CAMANCHE — Fishing is one of the United States’ most popular outdoor recreational activities and according the U.S. Fish and Wildlife Services, in 2011 more than 33 million people participated in the sport.
It is also one of the most casual and cost effective activities nationwide but participating in angling pleasure isn’t always as simple as baiting a hook and casting a line.
For nearly 60 million Americans who suffer from disabilities — physical, cognitive, mental, emotional and everything in between — fishing is a difficult task that many may never get to experience.
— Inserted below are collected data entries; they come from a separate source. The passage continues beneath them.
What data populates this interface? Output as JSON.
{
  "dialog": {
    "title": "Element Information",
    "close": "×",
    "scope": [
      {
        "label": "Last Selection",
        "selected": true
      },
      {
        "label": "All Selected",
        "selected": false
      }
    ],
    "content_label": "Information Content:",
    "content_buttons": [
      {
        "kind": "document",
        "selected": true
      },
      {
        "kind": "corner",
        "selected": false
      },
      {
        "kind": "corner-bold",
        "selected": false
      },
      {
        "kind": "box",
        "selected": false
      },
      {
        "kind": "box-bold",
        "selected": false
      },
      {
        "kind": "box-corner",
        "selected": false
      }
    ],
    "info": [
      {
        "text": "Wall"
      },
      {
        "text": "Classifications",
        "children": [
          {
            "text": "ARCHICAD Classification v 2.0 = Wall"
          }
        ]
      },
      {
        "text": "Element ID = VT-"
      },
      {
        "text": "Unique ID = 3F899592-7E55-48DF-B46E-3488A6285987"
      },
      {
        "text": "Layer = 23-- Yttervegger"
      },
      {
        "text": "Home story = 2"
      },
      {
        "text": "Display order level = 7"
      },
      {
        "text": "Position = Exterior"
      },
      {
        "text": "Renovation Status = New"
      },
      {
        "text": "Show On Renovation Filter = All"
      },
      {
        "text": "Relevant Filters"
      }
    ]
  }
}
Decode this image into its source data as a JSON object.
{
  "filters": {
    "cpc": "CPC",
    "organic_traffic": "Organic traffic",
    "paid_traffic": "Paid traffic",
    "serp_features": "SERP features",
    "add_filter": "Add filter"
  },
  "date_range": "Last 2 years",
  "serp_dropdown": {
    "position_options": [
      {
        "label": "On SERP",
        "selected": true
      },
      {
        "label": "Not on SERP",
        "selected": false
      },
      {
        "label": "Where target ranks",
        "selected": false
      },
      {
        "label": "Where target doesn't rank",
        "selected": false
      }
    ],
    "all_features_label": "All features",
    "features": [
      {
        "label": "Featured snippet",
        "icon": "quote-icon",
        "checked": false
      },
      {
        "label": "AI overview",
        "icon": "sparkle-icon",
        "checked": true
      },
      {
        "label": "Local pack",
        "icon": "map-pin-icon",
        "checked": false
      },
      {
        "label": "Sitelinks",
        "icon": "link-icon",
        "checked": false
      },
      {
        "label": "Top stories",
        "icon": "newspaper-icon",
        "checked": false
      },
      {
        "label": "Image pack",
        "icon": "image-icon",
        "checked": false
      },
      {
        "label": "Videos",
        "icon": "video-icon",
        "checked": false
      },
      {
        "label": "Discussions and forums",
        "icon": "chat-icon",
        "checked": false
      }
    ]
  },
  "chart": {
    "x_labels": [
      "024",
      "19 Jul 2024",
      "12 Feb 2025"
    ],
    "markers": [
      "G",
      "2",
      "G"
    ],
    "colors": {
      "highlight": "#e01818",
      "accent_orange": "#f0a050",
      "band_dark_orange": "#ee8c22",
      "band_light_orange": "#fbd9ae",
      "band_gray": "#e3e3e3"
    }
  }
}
Because of that, Fishing Has No Boundaries, a non-profit organization from Hayward, Wisconsin, created a program that aims to teach everyone, despite their physical or mental restrictions, the joys of fishing.
Now, that idea and a chapter of the organization has set up shop in eastern Iowa and they are ready to kick-off their first-ever Fishing Has No Boundaries event.
“I saw through personal experience how difficult it is for people with disabilities to get involved and do different things and I’m trying to change or get involved with that to give them a chance to do something they may have never done before,” Fishing Has No Boundaries Eastern Iowa Chapter chairwoman Allie McGraw said. “We’re trying to get them out there to build some friendships that they might not have an opportunity to build on their own.”
McGraw started the first and currently only Iowa chapter of the Fishing Has No Boundaries organization in March 2013, after watching a family member struggle with losing the ability to enjoy fishing the way she used to.
After doing some research, McGraw discovered the organization and began looking in to ways to get involved.
Just a short time later, she along with four other board members created the first Iowa chapter of Fishing Has No Boundaries and now the rest is history.